Effects of neonatal transection of the infraorbital nerve upon the structural and functional organization of the ventral posteromedial nucleus in the rat

Abstract

The present study examined the way in which an indirect partial deafferentation of the medial portion of the ventrobasal complex (VPM/VPL) induced by neonatal transection of the infraorbital nerve (ION) altered the structural and functional properties of its constituent neurons. This manipulation significantly reduced the volume of the contralateral VPM/VPL. In addition, cell counts in Nissl-stained material revealed a significant reduction of the number of VPM/VPL neurons contralateral to neonatal ION transection. We also analyzed the effect of neonatal ION transection on the soma-dendritic morphology of individual neurons in the ventral posteromedial nucleus of the thalamus (VPM) by intracellular injection of horseradish peroxidase (HRP) in vivo and Lucifer yellow in fixed slices. Neonatal transection of the ION resulted in increased dendritic length, area, and volume of VPM neurons in both preparations; however only the changes observed in fixed slices reached statistical significance. Alterations in the functional characteristics of VPM neurons were also observed following neonatal nerve damage. There was a significant decrease in the percentage of vibrissae-sensitive neurons and a corresponding increase in the percentages of neurons responsive to guard hair deflection or that were unresponsive to peripheral stimulation. Neonatal nerve damage also resulted in significantly longer latencies of VPM cells after stimulation of either trigeminal nucleus principalis or subnucleus interpolaris.
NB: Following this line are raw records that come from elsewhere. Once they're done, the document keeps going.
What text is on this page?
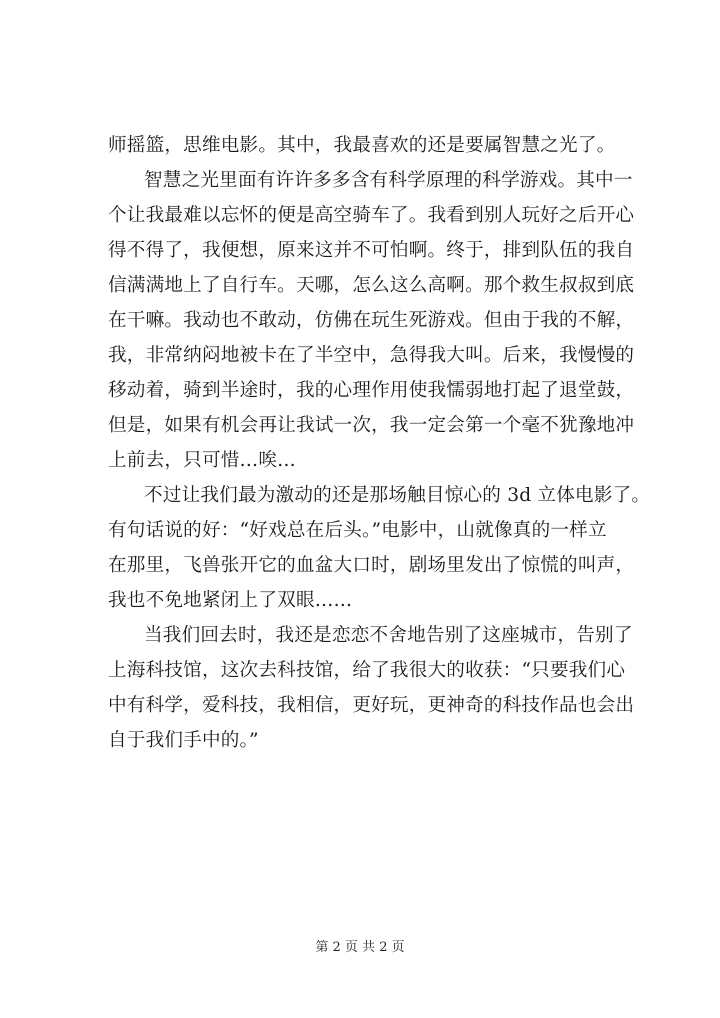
师摇篮，思维电影。其中，我最喜欢的还是要属智慧之光了。
智慧之光里面有许许多多含有科学原理的科学游戏。其中一
个让我最难以忘怀的便是高空骑车了。我看到别人玩好之后开心
得不得了，我便想，原来这并不可怕啊。终于，排到队伍的我自
信满满地上了自行车。天哪，怎么这么高啊。那个救生叔叔到底
在干嘛。我动也不敢动，仿佛在玩生死游戏。但由于我的不解，
我，非常纳闷地被卡在了半空中，急得我大叫。后来，我慢慢的
移动着，骑到半途时，我的心理作用使我懦弱地打起了退堂鼓，
但是，如果有机会再让我试一次，我一定会第一个毫不犹豫地冲
上前去，只可惜…唉…
不过让我们最为激动的还是那场触目惊心的 3d 立体电影了。
有句话说的好：“好戏总在后头。”电影中，山就像真的一样立
在那里，飞兽张开它的血盆大口时，剧场里发出了惊慌的叫声，
我也不免地紧闭上了双眼……
当我们回去时，我还是恋恋不舍地告别了这座城市，告别了
上海科技馆，这次去科技馆，给了我很大的收获：“只要我们心
中有科学，爱科技，我相信，更好玩，更神奇的科技作品也会出
自于我们手中的。”
第 2 页 共 2 页
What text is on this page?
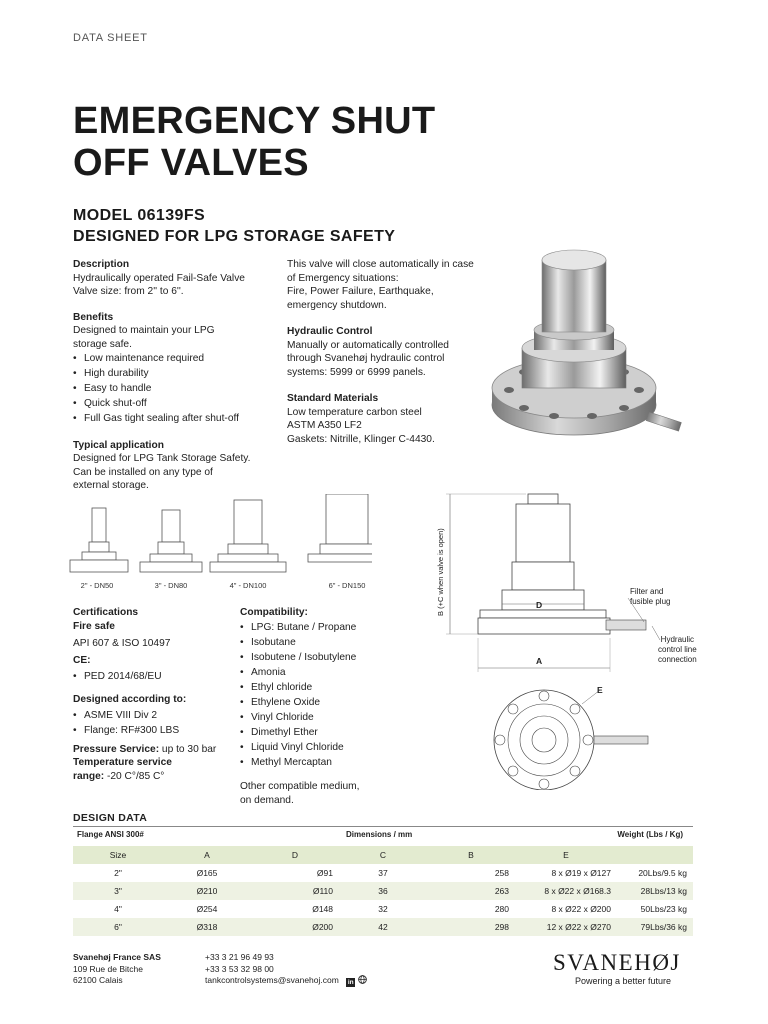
DATA SHEET
EMERGENCY SHUT
OFF VALVES
MODEL 06139FS
DESIGNED FOR LPG STORAGE SAFETY
Description
Hydraulically operated Fail-Safe Valve
Valve size: from 2'' to 6''.
Benefits
Designed to maintain your LPG
storage safe.
• Low maintenance required
• High durability
• Easy to handle
• Quick shut-off
• Full Gas tight sealing after shut-off
Typical application
Designed for LPG Tank Storage Safety.
Can be installed on any type of
external storage.
This valve will close automatically in case
of Emergency situations:
Fire, Power Failure, Earthquake,
emergency shutdown.
Hydraulic Control
Manually or automatically controlled
through Svanehøj hydraulic control
systems: 5999 or 6999 panels.
Standard Materials
Low temperature carbon steel
ASTM A350 LF2
Gaskets: Nitrille, Klinger C-4430.
2" - DN50	3" - DN80	4" - DN100	6" - DN150	B (+C when valve is open)	D
A
E
Filter and
fusible plug
Hydraulic
control line
connection
Certifications
Fire safe
API 607 & ISO 10497
CE:
• PED 2014/68/EU
Designed according to:
• ASME VIII Div 2
• Flange: RF#300 LBS
Pressure Service: up to 30 bar
Temperature service
range: -20 C°/85 C°
Compatibility:
• LPG: Butane / Propane
• Isobutane
• Isobutene / Isobutylene
• Amonia
• Ethyl chloride
• Ethylene Oxide
• Vinyl Chloride
• Dimethyl Ether
• Liquid Vinyl Chloride
• Methyl Mercaptan
Other compatible medium,
on demand.
DESIGN DATA
Flange ANSI 300#	Dimensions / mm	Weight (Lbs / Kg)
Size	A	D	C	B	E	
2"	Ø165	Ø91	37	258	8 x Ø19 x Ø127	20Lbs/9.5 kg
3"	Ø210	Ø110	36	263	8 x Ø22 x Ø168.3	28Lbs/13 kg
4"	Ø254	Ø148	32	280	8 x Ø22 x Ø200	50Lbs/23 kg
6"	Ø318	Ø200	42	298	12 x Ø22 x Ø270	79Lbs/36 kg
Svanehøj France SAS
109 Rue de Bitche
62100 Calais
+33 3 21 96 49 93
+33 3 53 32 98 00
tankcontrolsystems@svanehoj.com in
SVANEHØJ
Powering a better future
The present results indicate that the development of normal response properties and soma-dendritic morphology of VPM neurons is dependent upon intact afferent input during development. Indirect partial deafferentation of VPM/VPL by neonatal transection of the ION results in reduced neuron number, which may result in decreased competition among the dendrites of these neurons. This proposal is consistent with observations of increased dendritic dimensions of VPM neurons contralateral to neonatal ION damage.